Dear Biostrings-Experts and Developers,
thank you for supporting the Bioinformatics community with Biostrings. It is highly useful and has not left my tool-box since some years now.
In a package that I am currently writing I have encountered a possible bug though:
When using Biostrings::readAAStringSet on the latest UniprotKB/Swissprot FASTA-File many sequences are read in wrong. Only random sub-sequences remain after reading in the FASTA File.
I confirmed this manually and also with a different tool from the R package "seqinr". Its method seqinr::read.fasta reads in the AA-Sequences correctly.
Using Biostrings I get the warning:
In .Call2("fasta_index", filexp_list, nrec, skip, seek.first.rec, :
reading FASTA file /opt/share/blastdb/uniprotkb/FASTA/uniprot_sprot.fasta: ignored 68720968 invalid one-letter sequence codes
Possibly the bug has to do with this message?
I cannot easily reproduce the bug. I try to explain with an example:
Take the Uniprot/Swissprot gene accession Q5V0J7. The AA-Sequence read in with Biostrings is both shorter and thus not identical with the original one, found in the Fasta-File. As I said, I confirmed that manually and by comparison with the sequence read in with seqinr::read.fasta.
However, if I copy paste the part of Swissprot only containing Q5V0J7 thenBiostrings reads in the sequence correctly.

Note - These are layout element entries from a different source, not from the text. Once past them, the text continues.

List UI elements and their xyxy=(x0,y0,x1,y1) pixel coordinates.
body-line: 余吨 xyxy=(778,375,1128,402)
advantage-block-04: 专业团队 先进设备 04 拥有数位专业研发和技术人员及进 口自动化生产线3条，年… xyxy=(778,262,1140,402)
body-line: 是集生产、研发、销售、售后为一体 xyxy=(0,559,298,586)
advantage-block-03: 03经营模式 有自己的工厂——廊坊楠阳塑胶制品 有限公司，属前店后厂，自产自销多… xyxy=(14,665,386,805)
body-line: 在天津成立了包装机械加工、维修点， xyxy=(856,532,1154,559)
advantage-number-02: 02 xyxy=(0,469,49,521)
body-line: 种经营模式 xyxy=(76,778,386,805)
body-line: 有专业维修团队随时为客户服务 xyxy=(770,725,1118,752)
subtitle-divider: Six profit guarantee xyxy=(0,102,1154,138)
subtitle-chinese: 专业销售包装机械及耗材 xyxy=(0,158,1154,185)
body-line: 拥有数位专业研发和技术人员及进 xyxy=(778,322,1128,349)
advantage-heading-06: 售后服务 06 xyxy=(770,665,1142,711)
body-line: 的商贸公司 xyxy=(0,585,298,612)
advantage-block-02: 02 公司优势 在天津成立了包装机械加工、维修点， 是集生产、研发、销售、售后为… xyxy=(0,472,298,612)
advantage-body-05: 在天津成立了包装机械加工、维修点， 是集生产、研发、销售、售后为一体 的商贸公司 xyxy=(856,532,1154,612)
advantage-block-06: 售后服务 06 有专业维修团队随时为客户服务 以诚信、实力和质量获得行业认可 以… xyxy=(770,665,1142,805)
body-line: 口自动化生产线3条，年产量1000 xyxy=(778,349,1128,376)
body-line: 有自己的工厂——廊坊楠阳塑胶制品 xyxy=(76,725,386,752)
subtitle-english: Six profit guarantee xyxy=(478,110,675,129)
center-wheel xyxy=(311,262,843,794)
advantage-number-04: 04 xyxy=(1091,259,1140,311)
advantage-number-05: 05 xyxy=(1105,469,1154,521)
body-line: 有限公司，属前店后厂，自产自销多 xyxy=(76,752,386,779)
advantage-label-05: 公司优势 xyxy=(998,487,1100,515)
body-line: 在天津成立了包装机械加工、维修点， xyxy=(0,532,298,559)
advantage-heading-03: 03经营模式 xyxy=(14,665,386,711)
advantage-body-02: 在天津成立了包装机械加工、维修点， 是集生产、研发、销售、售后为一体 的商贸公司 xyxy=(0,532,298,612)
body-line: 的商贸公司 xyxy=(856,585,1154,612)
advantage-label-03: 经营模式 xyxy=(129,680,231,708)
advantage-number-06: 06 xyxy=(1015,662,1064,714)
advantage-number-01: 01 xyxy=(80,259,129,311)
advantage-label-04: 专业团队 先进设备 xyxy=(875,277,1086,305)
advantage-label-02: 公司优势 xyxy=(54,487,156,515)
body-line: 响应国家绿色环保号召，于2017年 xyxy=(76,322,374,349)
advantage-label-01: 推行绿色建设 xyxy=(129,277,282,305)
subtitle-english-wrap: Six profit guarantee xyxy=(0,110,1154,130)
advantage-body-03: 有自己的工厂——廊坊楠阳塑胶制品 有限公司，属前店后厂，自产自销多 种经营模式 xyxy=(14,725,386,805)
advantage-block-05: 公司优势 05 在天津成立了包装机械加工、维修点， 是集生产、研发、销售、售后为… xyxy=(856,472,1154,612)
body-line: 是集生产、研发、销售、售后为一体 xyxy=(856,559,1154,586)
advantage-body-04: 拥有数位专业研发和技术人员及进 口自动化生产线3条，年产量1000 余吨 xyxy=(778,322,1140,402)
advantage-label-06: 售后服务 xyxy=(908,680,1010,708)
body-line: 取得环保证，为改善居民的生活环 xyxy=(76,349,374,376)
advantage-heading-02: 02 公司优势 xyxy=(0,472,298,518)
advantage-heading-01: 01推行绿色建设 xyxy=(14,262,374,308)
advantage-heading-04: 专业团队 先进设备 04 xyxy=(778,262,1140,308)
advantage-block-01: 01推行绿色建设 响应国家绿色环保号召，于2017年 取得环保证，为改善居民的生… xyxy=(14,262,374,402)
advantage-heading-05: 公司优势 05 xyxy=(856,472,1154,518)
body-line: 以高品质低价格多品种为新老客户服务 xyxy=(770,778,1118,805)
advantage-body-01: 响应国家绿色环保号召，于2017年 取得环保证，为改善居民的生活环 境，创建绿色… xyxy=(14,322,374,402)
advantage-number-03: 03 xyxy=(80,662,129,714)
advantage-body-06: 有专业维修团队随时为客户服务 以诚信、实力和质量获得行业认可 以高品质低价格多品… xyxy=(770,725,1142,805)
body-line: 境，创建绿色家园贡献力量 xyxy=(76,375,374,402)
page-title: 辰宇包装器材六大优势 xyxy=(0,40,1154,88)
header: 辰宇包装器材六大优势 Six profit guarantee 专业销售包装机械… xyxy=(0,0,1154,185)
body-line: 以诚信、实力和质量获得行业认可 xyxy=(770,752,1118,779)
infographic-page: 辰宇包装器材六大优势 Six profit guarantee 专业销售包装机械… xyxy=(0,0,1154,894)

I am using Biostrings version 2.38.4 in R 3.2.0 on Debian Wheezy.
My package has the following DESCRIPTION file:
Title: Computes performance scores of AHRD and its competitors based on the F1-
Score. DO READ THE README FILE FOR INSTRUCTIONS
Author: Dr. Asis Hallab
Maintainer: Dr. Asis Hallab <firstname.lastname@example.org>
Description: Computes performance scores of AHRD and its competitors based on
the F1-Score. DO READ THE README FILE FOR INSTRUCTIONS
R (>= 3.2.0),
Rcpp (>= 0.12.3),
RMySQL (>= 0.10.8),
data.table (>= 1.9.6),
Biostrings (>= 2.38.4)
I hope this helps you.
Thank you very much and have a nice day!